Но ты скажи нам, Господи,
Сам веришь ли в себя?
Иль так же, как мы, смертные
Всё ищешь над собой,
Пусть злую, безответную,
Но вечную любовь?

За оторопью скрыта тяга к заземному, которую ныне именуют «метафизическим страхом», родственным религиозному, или, в более общей форме, мистическому голоду.

Термин пришёл из современной философии науки, но само чувство известно давно. В систему корней, очевидно, входит метафизическое начало, которым проникнута поэзия Ломоносова и Державина, Тютчева и Боратынского. Не этот ли смысл вложил Завальнюк в поразительную метафору, не имеющую прецедента в поэзии:

«Облетают овощи в саду…»
Эта фраза снится мне ночами.

Метафора сближает человека с овощем. Овощ погружен в землю, сдавлен ею, чем активируется ассоциативное поле ограничений, «тюрьмы жизни». Слоган «тюрьмы» порожден религиозно-философскими усилиями осмыслить конечность земной жизни (Есенин – «облетает моя голова»). В то же время овощ противопоставлен фрукту, т. е. райскому саду с его запретным плодом знания: земная жизнь ближе к телу, чем райская. Всё это богато переплетённое сплетение корней подобно кроне, но устремлённой вниз. Любопытно в связи с этой метафорой, что картофель был известен дворянам XVIII века как «земляное яблоко», по-немецки означал «лежать в могиле», а у русских крестьян в пору знакомства с этой культурой получил название «чёртово яблоко». Метафору «облетания овощей» продолжает строка: «Есть в ней странность опрокинутой печали, / Выход в радость жизни сквозь беду». Страх покинутости относится к области «бед». Отсюда в поэзии Завальнюка одним из ведущих «ключевых слов» становится «сиротство». В него вживлено целое дерево значений.
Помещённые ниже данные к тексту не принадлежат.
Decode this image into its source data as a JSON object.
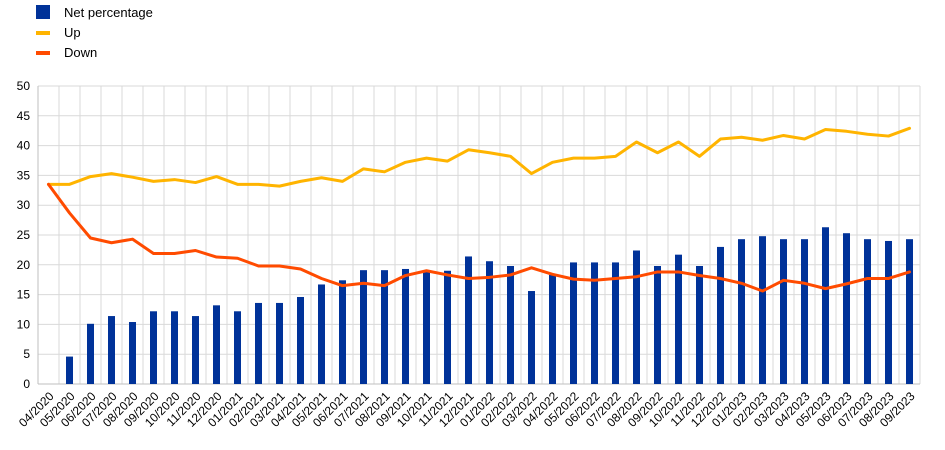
{
  "chart_data": {
    "type": "bar+line",
    "title": "",
    "xlabel": "",
    "ylabel": "",
    "ylim": [
      0,
      50
    ],
    "yticks": [
      0,
      5,
      10,
      15,
      20,
      25,
      30,
      35,
      40,
      45,
      50
    ],
    "grid": true,
    "legend_position": "top-left",
    "categories": [
      "04/2020",
      "05/2020",
      "06/2020",
      "07/2020",
      "08/2020",
      "09/2020",
      "10/2020",
      "11/2020",
      "12/2020",
      "01/2021",
      "02/2021",
      "03/2021",
      "04/2021",
      "05/2021",
      "06/2021",
      "07/2021",
      "08/2021",
      "09/2021",
      "10/2021",
      "11/2021",
      "12/2021",
      "01/2022",
      "02/2022",
      "03/2022",
      "04/2022",
      "05/2022",
      "06/2022",
      "07/2022",
      "08/2022",
      "09/2022",
      "10/2022",
      "11/2022",
      "12/2022",
      "01/2023",
      "02/2023",
      "03/2023",
      "04/2023",
      "05/2023",
      "06/2023",
      "07/2023",
      "08/2023",
      "09/2023"
    ],
    "series": [
      {
        "name": "Net percentage",
        "kind": "bar",
        "color": "#003299",
        "values": [
          null,
          4.6,
          10.1,
          11.4,
          10.4,
          12.2,
          12.2,
          11.4,
          13.2,
          12.2,
          13.6,
          13.6,
          14.6,
          16.7,
          17.4,
          19.1,
          19.1,
          19.3,
          19.1,
          19.0,
          21.4,
          20.6,
          19.8,
          15.6,
          18.3,
          20.4,
          20.4,
          20.4,
          22.4,
          19.8,
          21.7,
          19.8,
          23.0,
          24.3,
          24.8,
          24.3,
          24.3,
          26.3,
          25.3,
          24.3,
          24.0,
          24.3
        ]
      },
      {
        "name": "Up",
        "kind": "line",
        "color": "#ffb400",
        "values": [
          33.5,
          33.5,
          34.8,
          35.3,
          34.7,
          34.0,
          34.3,
          33.8,
          34.8,
          33.5,
          33.5,
          33.2,
          34.0,
          34.6,
          34.0,
          36.1,
          35.6,
          37.2,
          37.9,
          37.4,
          39.3,
          38.8,
          38.2,
          35.3,
          37.2,
          37.9,
          37.9,
          38.2,
          40.6,
          38.8,
          40.6,
          38.2,
          41.1,
          41.4,
          40.9,
          41.7,
          41.1,
          42.7,
          42.4,
          41.9,
          41.6,
          42.9
        ]
      },
      {
        "name": "Down",
        "kind": "line",
        "color": "#ff4b00",
        "values": [
          33.5,
          28.7,
          24.5,
          23.7,
          24.3,
          21.9,
          21.9,
          22.4,
          21.3,
          21.1,
          19.8,
          19.8,
          19.3,
          17.7,
          16.5,
          16.9,
          16.5,
          18.2,
          19.0,
          18.3,
          17.7,
          17.9,
          18.3,
          19.5,
          18.4,
          17.6,
          17.4,
          17.7,
          18.0,
          18.8,
          18.8,
          18.2,
          17.7,
          16.9,
          15.6,
          17.4,
          16.9,
          16.0,
          16.8,
          17.7,
          17.7,
          18.8
        ]
      }
    ]
  }
}
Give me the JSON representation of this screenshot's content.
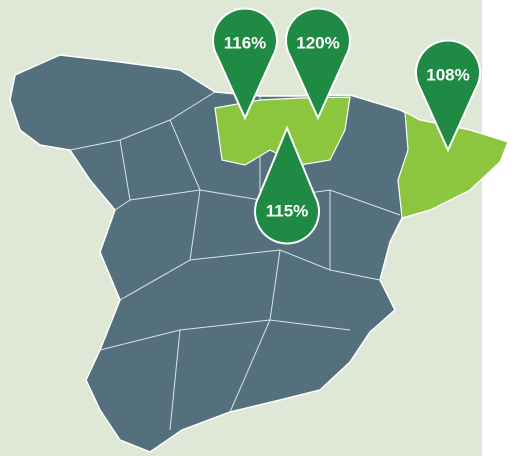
{
  "pins": [
    {
      "label": "116%"
    },
    {
      "label": "120%"
    },
    {
      "label": "108%"
    },
    {
      "label": "115%"
    }
  ]
}
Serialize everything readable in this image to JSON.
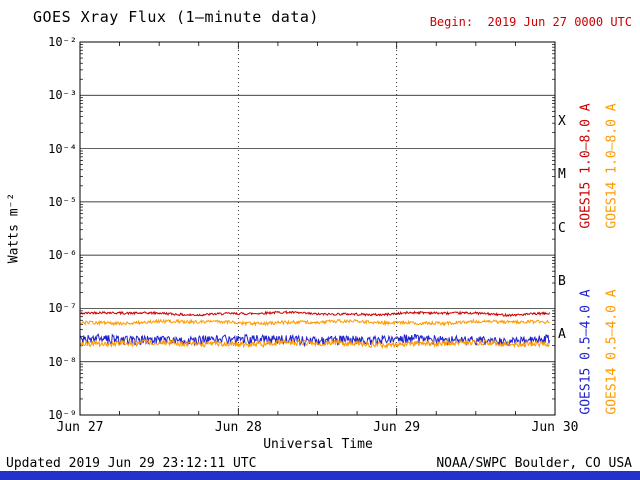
{
  "header": {
    "title": "GOES Xray Flux (1–minute data)",
    "begin_label": "Begin:  2019 Jun 27 0000 UTC",
    "begin_color": "#cc0000"
  },
  "chart_data": {
    "type": "line",
    "title": "GOES Xray Flux (1-minute data)",
    "xlabel": "Universal Time",
    "ylabel": "Watts m⁻²",
    "x_tick_labels": [
      "Jun 27",
      "Jun 28",
      "Jun 29",
      "Jun 30"
    ],
    "y_tick_labels": [
      "10⁻²",
      "10⁻³",
      "10⁻⁴",
      "10⁻⁵",
      "10⁻⁶",
      "10⁻⁷",
      "10⁻⁸",
      "10⁻⁹"
    ],
    "ylim_log10": [
      -9,
      -2
    ],
    "x_span_days": 3,
    "data_end_day": 2.966,
    "v_gridline_days": [
      1,
      2
    ],
    "grid": {
      "h_solid_at_decades": true,
      "v_dotted_at_days": true
    },
    "legend_position": "right-rotated",
    "flare_classes": [
      {
        "label": "X",
        "log_center": -3.5
      },
      {
        "label": "M",
        "log_center": -4.5
      },
      {
        "label": "C",
        "log_center": -5.5
      },
      {
        "label": "B",
        "log_center": -6.5
      },
      {
        "label": "A",
        "log_center": -7.5
      }
    ],
    "series": [
      {
        "name": "GOES15 1.0–8.0 A",
        "satellite": "GOES15",
        "band": "1.0-8.0 A",
        "color": "#cc0000",
        "avg_flux": 8e-08,
        "noise_frac": 0.05
      },
      {
        "name": "GOES14 1.0–8.0 A",
        "satellite": "GOES14",
        "band": "1.0-8.0 A",
        "color": "#ff9900",
        "avg_flux": 5.5e-08,
        "noise_frac": 0.07
      },
      {
        "name": "GOES15 0.5–4.0 A",
        "satellite": "GOES15",
        "band": "0.5-4.0 A",
        "color": "#2222cc",
        "avg_flux": 2.6e-08,
        "noise_frac": 0.2
      },
      {
        "name": "GOES14 0.5–4.0 A",
        "satellite": "GOES14",
        "band": "0.5-4.0 A",
        "color": "#ff9900",
        "avg_flux": 2.2e-08,
        "noise_frac": 0.12
      }
    ]
  },
  "footer": {
    "updated": "Updated 2019 Jun 29 23:12:11 UTC",
    "credit": "NOAA/SWPC Boulder, CO USA",
    "bar_color": "#2233cc"
  }
}
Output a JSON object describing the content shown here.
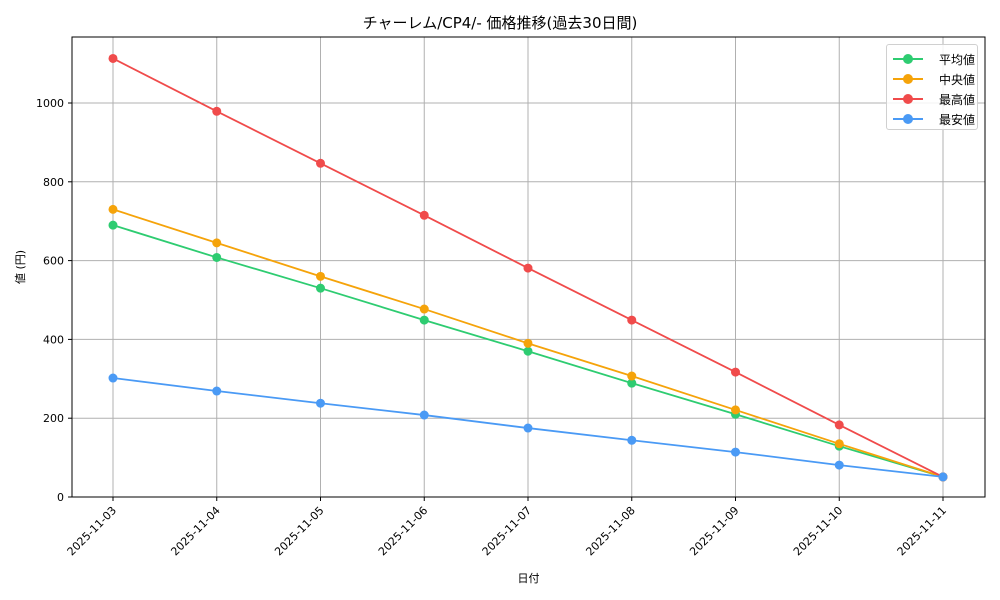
{
  "chart_data": {
    "type": "line",
    "title": "チャーレム/CP4/- 価格推移(過去30日間)",
    "xlabel": "日付",
    "ylabel": "値 (円)",
    "categories": [
      "2025-11-03",
      "2025-11-04",
      "2025-11-05",
      "2025-11-06",
      "2025-11-07",
      "2025-11-08",
      "2025-11-09",
      "2025-11-10",
      "2025-11-11"
    ],
    "yticks": [
      0,
      200,
      400,
      600,
      800,
      1000
    ],
    "ylim": [
      0,
      1163
    ],
    "grid": true,
    "legend_position": "upper right",
    "series": [
      {
        "name": "平均値",
        "color": "#2ecc71",
        "values": [
          690,
          608,
          530,
          449,
          370,
          289,
          210,
          129,
          51
        ]
      },
      {
        "name": "中央値",
        "color": "#f5a30a",
        "values": [
          730,
          645,
          560,
          477,
          390,
          307,
          221,
          135,
          51
        ]
      },
      {
        "name": "最高値",
        "color": "#f04b4b",
        "values": [
          1113,
          979,
          847,
          715,
          581,
          449,
          317,
          183,
          51
        ]
      },
      {
        "name": "最安値",
        "color": "#4a9af5",
        "values": [
          302,
          269,
          238,
          208,
          175,
          144,
          114,
          81,
          51
        ]
      }
    ]
  }
}
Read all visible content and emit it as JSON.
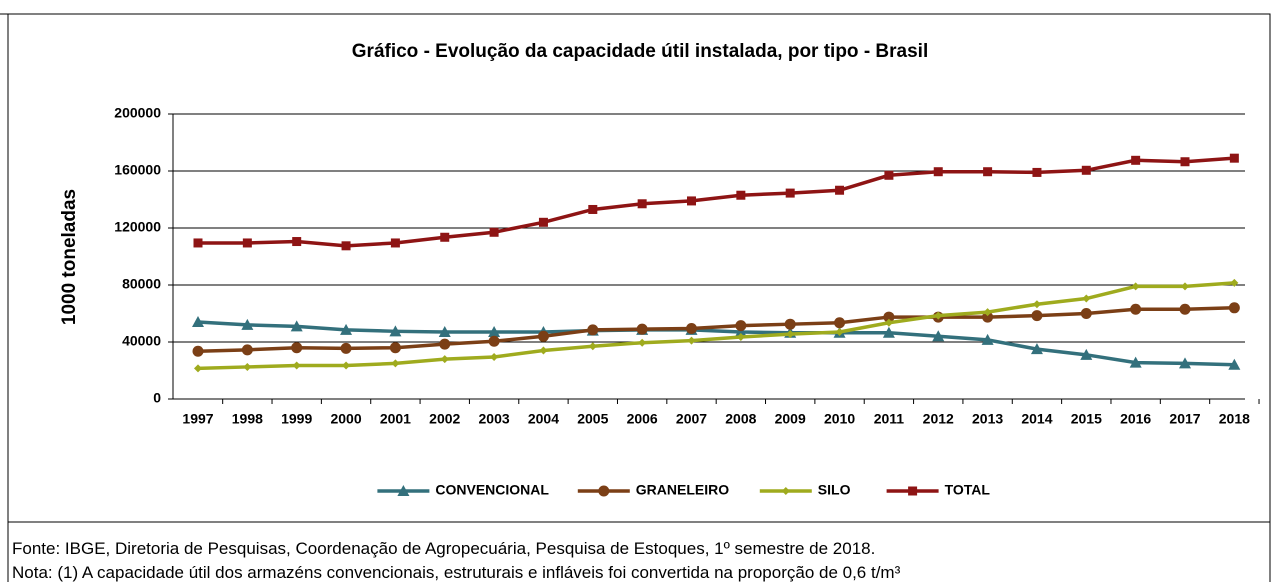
{
  "chart_data": {
    "type": "line",
    "title": "Gráfico  - Evolução da capacidade útil instalada, por tipo - Brasil",
    "y_label": "1000 toneladas",
    "categories": [
      "1997",
      "1998",
      "1999",
      "2000",
      "2001",
      "2002",
      "2003",
      "2004",
      "2005",
      "2006",
      "2007",
      "2008",
      "2009",
      "2010",
      "2011",
      "2012",
      "2013",
      "2014",
      "2015",
      "2016",
      "2017",
      "2018"
    ],
    "series": [
      {
        "name": "CONVENCIONAL",
        "color": "#33707c",
        "marker": "triangle",
        "values": [
          54000,
          52000,
          51000,
          48500,
          47500,
          47000,
          47000,
          47000,
          48000,
          48500,
          48500,
          47000,
          46500,
          46500,
          46500,
          44000,
          41500,
          35000,
          31000,
          25500,
          25000,
          24000
        ]
      },
      {
        "name": "GRANELEIRO",
        "color": "#7b3f16",
        "marker": "circle",
        "values": [
          33500,
          34500,
          36000,
          35500,
          36000,
          38500,
          40500,
          44000,
          48500,
          49000,
          49500,
          51500,
          52500,
          53500,
          57500,
          57500,
          57500,
          58500,
          60000,
          63000,
          63000,
          64000
        ]
      },
      {
        "name": "SILO",
        "color": "#9fab1e",
        "marker": "diamond",
        "values": [
          21500,
          22500,
          23500,
          23500,
          25000,
          28000,
          29500,
          34000,
          37000,
          39500,
          41000,
          43500,
          45500,
          47000,
          53500,
          58500,
          61000,
          66500,
          70500,
          79000,
          79000,
          81500
        ]
      },
      {
        "name": "TOTAL",
        "color": "#8e1414",
        "marker": "square",
        "values": [
          109500,
          109500,
          110500,
          107500,
          109500,
          113500,
          117000,
          124000,
          133000,
          137000,
          139000,
          143000,
          144500,
          146500,
          157000,
          159500,
          159500,
          159000,
          160500,
          167500,
          166500,
          169000
        ]
      }
    ],
    "ylim": [
      0,
      200000
    ],
    "yticks": [
      0,
      40000,
      80000,
      120000,
      160000,
      200000
    ],
    "grid": true,
    "legend": "bottom"
  },
  "notes": [
    "Fonte: IBGE, Diretoria de Pesquisas, Coordenação de Agropecuária, Pesquisa de Estoques, 1º semestre de 2018.",
    "Nota: (1) A capacidade útil dos armazéns convencionais, estruturais e infláveis foi convertida na proporção de 0,6 t/m³"
  ]
}
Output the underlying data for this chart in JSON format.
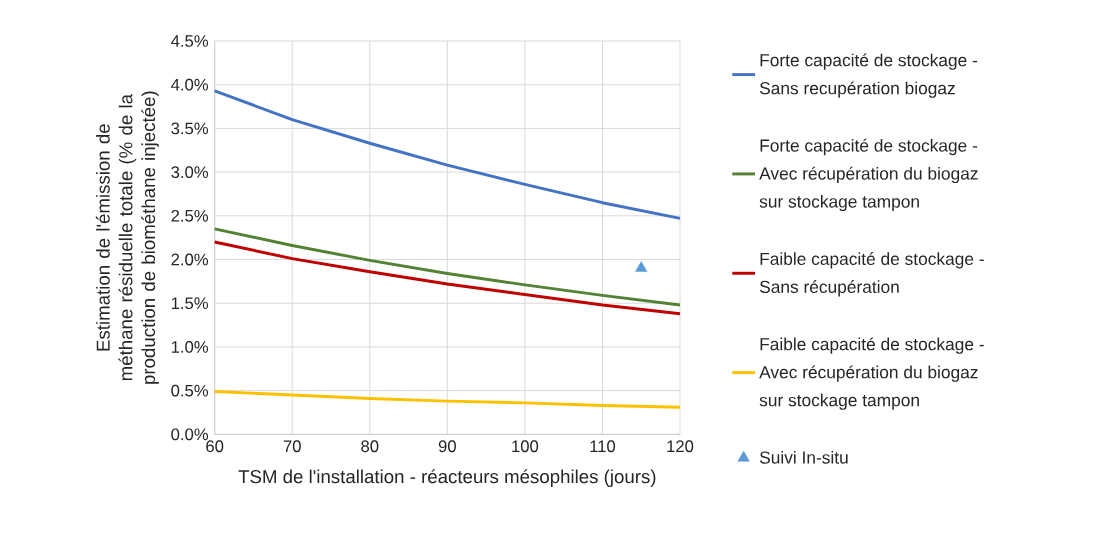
{
  "chart_data": {
    "type": "line",
    "xlabel": "TSM de l'installation - réacteurs mésophiles (jours)",
    "ylabel": "Estimation de l'émission de méthane résiduelle totale (% de la production de biométhane injectée)",
    "x": [
      60,
      70,
      80,
      90,
      100,
      110,
      120
    ],
    "series": [
      {
        "name": "Forte capacité de stockage - Sans recupération biogaz",
        "color": "#4472c4",
        "values": [
          3.93,
          3.6,
          3.33,
          3.08,
          2.86,
          2.65,
          2.47
        ]
      },
      {
        "name": "Forte capacité de stockage - Avec récupération du biogaz sur stockage tampon",
        "color": "#548235",
        "values": [
          2.35,
          2.16,
          1.99,
          1.84,
          1.71,
          1.59,
          1.48
        ]
      },
      {
        "name": "Faible capacité de stockage - Sans récupération",
        "color": "#c00000",
        "values": [
          2.2,
          2.01,
          1.86,
          1.72,
          1.6,
          1.48,
          1.38
        ]
      },
      {
        "name": "Faible capacité de stockage - Avec récupération du biogaz sur stockage tampon",
        "color": "#ffc000",
        "values": [
          0.49,
          0.45,
          0.41,
          0.38,
          0.36,
          0.33,
          0.31
        ]
      },
      {
        "name": "Suivi In-situ",
        "type": "scatter",
        "marker": "triangle",
        "color": "#5b9bd5",
        "x": [
          115
        ],
        "values": [
          1.9
        ]
      }
    ],
    "xlim": [
      60,
      120
    ],
    "xticks": [
      60,
      70,
      80,
      90,
      100,
      110,
      120
    ],
    "ylim": [
      0,
      4.5
    ],
    "yticks": [
      {
        "value": 0,
        "label": "0.0%"
      },
      {
        "value": 0.5,
        "label": "0.5%"
      },
      {
        "value": 1,
        "label": "1.0%"
      },
      {
        "value": 1.5,
        "label": "1.5%"
      },
      {
        "value": 2,
        "label": "2.0%"
      },
      {
        "value": 2.5,
        "label": "2.5%"
      },
      {
        "value": 3,
        "label": "3.0%"
      },
      {
        "value": 3.5,
        "label": "3.5%"
      },
      {
        "value": 4,
        "label": "4.0%"
      },
      {
        "value": 4.5,
        "label": "4.5%"
      }
    ],
    "grid": true,
    "legend": "right",
    "marker": "none",
    "line_style": "solid"
  }
}
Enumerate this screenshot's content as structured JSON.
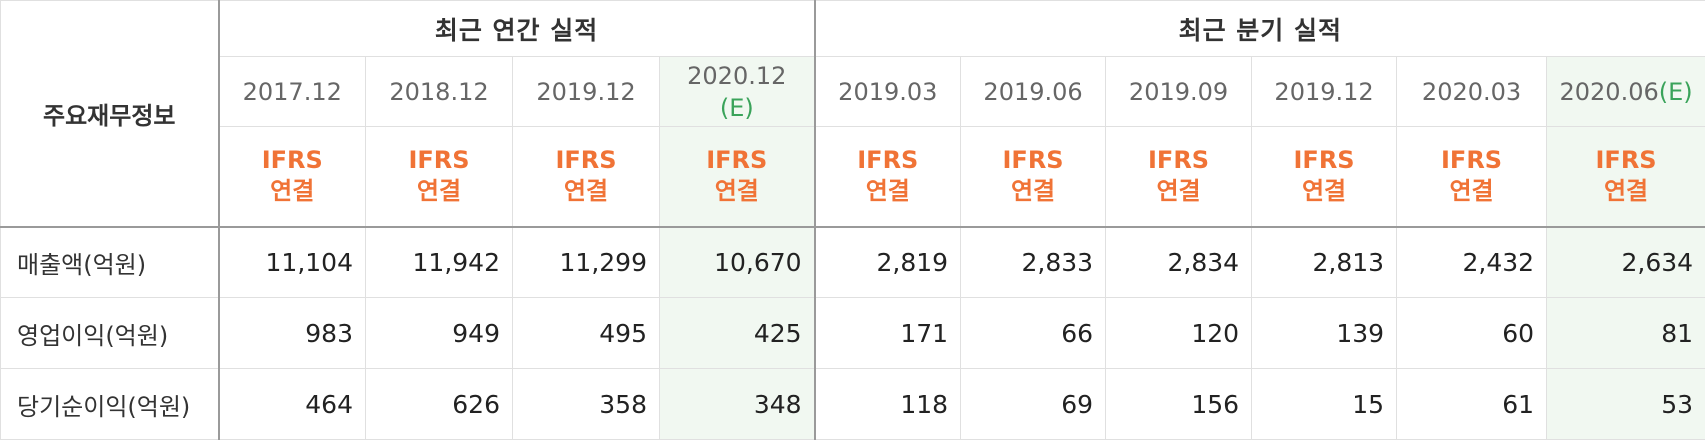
{
  "header": {
    "label_column": "주요재무정보",
    "annual_title": "최근 연간 실적",
    "quarter_title": "최근 분기 실적"
  },
  "periods": {
    "annual": [
      {
        "period": "2017.12",
        "est_mark": "",
        "std": "IFRS",
        "basis": "연결"
      },
      {
        "period": "2018.12",
        "est_mark": "",
        "std": "IFRS",
        "basis": "연결"
      },
      {
        "period": "2019.12",
        "est_mark": "",
        "std": "IFRS",
        "basis": "연결"
      },
      {
        "period": "2020.12",
        "est_mark": "(E)",
        "std": "IFRS",
        "basis": "연결"
      }
    ],
    "quarter": [
      {
        "period": "2019.03",
        "est_mark": "",
        "std": "IFRS",
        "basis": "연결"
      },
      {
        "period": "2019.06",
        "est_mark": "",
        "std": "IFRS",
        "basis": "연결"
      },
      {
        "period": "2019.09",
        "est_mark": "",
        "std": "IFRS",
        "basis": "연결"
      },
      {
        "period": "2019.12",
        "est_mark": "",
        "std": "IFRS",
        "basis": "연결"
      },
      {
        "period": "2020.03",
        "est_mark": "",
        "std": "IFRS",
        "basis": "연결"
      },
      {
        "period": "2020.06",
        "est_mark": "(E)",
        "std": "IFRS",
        "basis": "연결"
      }
    ]
  },
  "rows": [
    {
      "label": "매출액(억원)",
      "annual": [
        "11,104",
        "11,942",
        "11,299",
        "10,670"
      ],
      "quarter": [
        "2,819",
        "2,833",
        "2,834",
        "2,813",
        "2,432",
        "2,634"
      ]
    },
    {
      "label": "영업이익(억원)",
      "annual": [
        "983",
        "949",
        "495",
        "425"
      ],
      "quarter": [
        "171",
        "66",
        "120",
        "139",
        "60",
        "81"
      ]
    },
    {
      "label": "당기순이익(억원)",
      "annual": [
        "464",
        "626",
        "358",
        "348"
      ],
      "quarter": [
        "118",
        "69",
        "156",
        "15",
        "61",
        "53"
      ]
    }
  ],
  "colors": {
    "ifrs_text": "#f07336",
    "estimate_bg": "#f1f8f1",
    "estimate_mark": "#3aa35a",
    "grid": "#e0e0e0",
    "divider": "#9a9a9a"
  }
}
Самое очевидное – детство без родителей (мать рано умерла, отец воевал), пришедшееся на суровую военную пору и послевоенную разруху:

…легкокрылый голубь неустройства
Повсюду в жизни следовал за мной <…>
Как не хватает мне семейного альбома,
Какой-то чахлой яблони, стола,
Прожжённого отцовской папиросой <…>
И вещи не срастаются со мною.
И нет мне дома на стезе земной.
(«Сиротским сердцем на стезе земной…»)

Вместе с тем прямой смысл, взывающий к сердобольности читателя, – не единственный и не главный. «Сиротство» осмысляется в масштабах бытия:

Бездомность. Сиротство…
Что это – плод, не дающийся в руки,
Или какое-то невидимое, нездешнее семя,
Которое упало на землю и не может, вот уж
Тысячи лет не может никак прорасти?!
(«Сиротство»)

«Нездешнее семя» содержит в себе и одиночество в привычном смысле, и источник света, того особого света, в котором человеческое совмещено с надчеловеческим:

…дал мне свет и утоленье жажды
Глоток сиротского огня.
Он до сих пор горит во мне.
В жестокой, чёрной глубине
То чуть чадит, то вспыхнет ясно.
Он не душа, не свет в окне.
Но, знаю, бог мой в том огне.
Погаснет он, и я погасну.

Сам Бог в этом сиротстве, ибо, как Завальнюк приписал карандашом в окончании одного из стихотворений: «господь, как и все мы, под короной своей сирота».

Речь идёт о «физике», а не о том, что за ней («О тоске дефицита родства, о вселенском сиротстве земли»). Знак равенства в сиротстве Бога и человека означает, что поэт озадачен одиночеством во вселенском смысле, близким к ужасу, охватившему Паскаля при мысли, что Бога нет. Но затерянность во вселенной не пугает сиротину и не охотит его к возврату в обжитые пространства религии:

…в нездешнем краю
В звёздном платье своём новогоднем
Ты брела через участь мою.
– Мальчик, – молвила, – хочешь ли хлеба?..
И сиротство завыло в груди:
– Проходи! Не берём мы у неба
Подаяния. Ну, проходи!!

Демоническая гордость сейчас выглядит литературным штампом, и это «предмнение» мешает заметить оборот мысли, развиваемой Завальнюком: выбор идёт не между Богом и его недругом, а между Небом и Землей. Новым является «снятие греховности» с Земли.